Question

Consider the hydrocarbons whose structures are listed below. Which of these molecules would be planar, meaning that all of the atoms must always lie in the same plane? Explain your answer in terms of orbital hybridizations.

Given hydrocarbons: Cyclohexane, Benzene, Methlbenzene

Answer 1

Benzene molecule is a planar. All carbon and hydrogen atoms lie in the same plane. It has a regular hexagon structure with all six carbon atoms lying at the corners, each carbon atom is bonded to three other atoms. All carbon-carbon bond lengths are equal at 139 pm. All CH angles are equal at 120⁰. It means that each carbon atom in benzene molecule is sp2 hybridized. All sp2 hybrid orbitals lie in the same plane and are oriented towards the corners of an equilateral triangle. Each carbon in benzene has three sp2 hybrid orbitals lying in the same plane and one –unhybridized p orbital.

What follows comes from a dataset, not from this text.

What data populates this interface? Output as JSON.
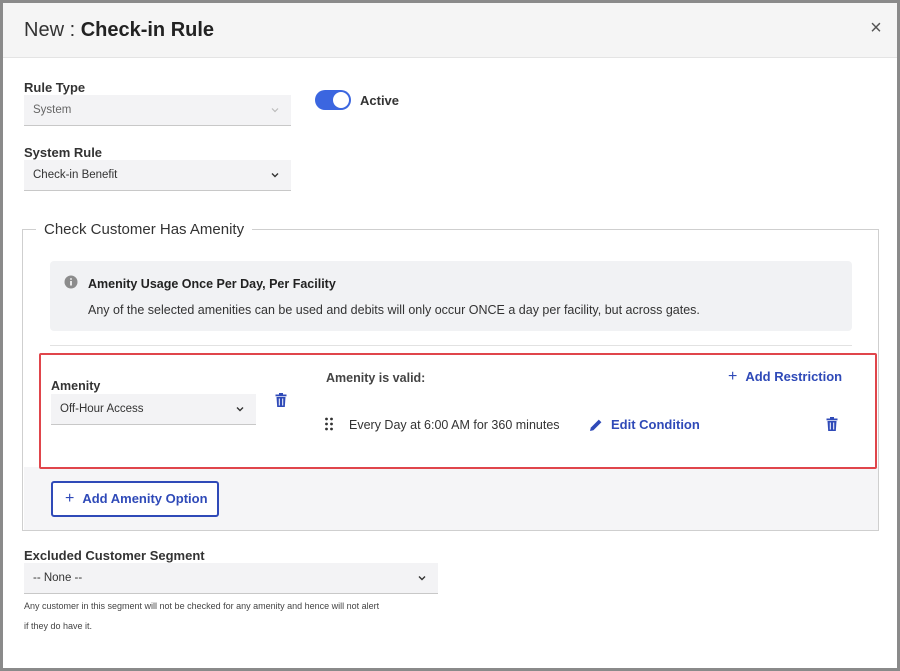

So, each bond in benzene has a character intermediate between a single and a double bond

All the carbons in cyclohexane are sp3 hybridized, so the ideal bond angle would be 109.5 degrees. However, the planarity of the ring would force the carbons to have bond angles of 120 degrees, which makes it unstable. To gain more stability, cyclohexane adopts the chair conformation. The chair conformation is a six-membered ring in which atoms 2, 3, 5, and 6 lie in the same plane, atom 1 lies above the plane, and atom 4 lies below the plane. 6 carbons of the benzene ring of toluene are sp2 hybridized, planar molecule. The methyl group on the other hand, has all single bonds attached to the central carbon atom. So with 4 bonds, the carbon of the methyl group is sp3 hybridized, and it has a tetrahedral geometry.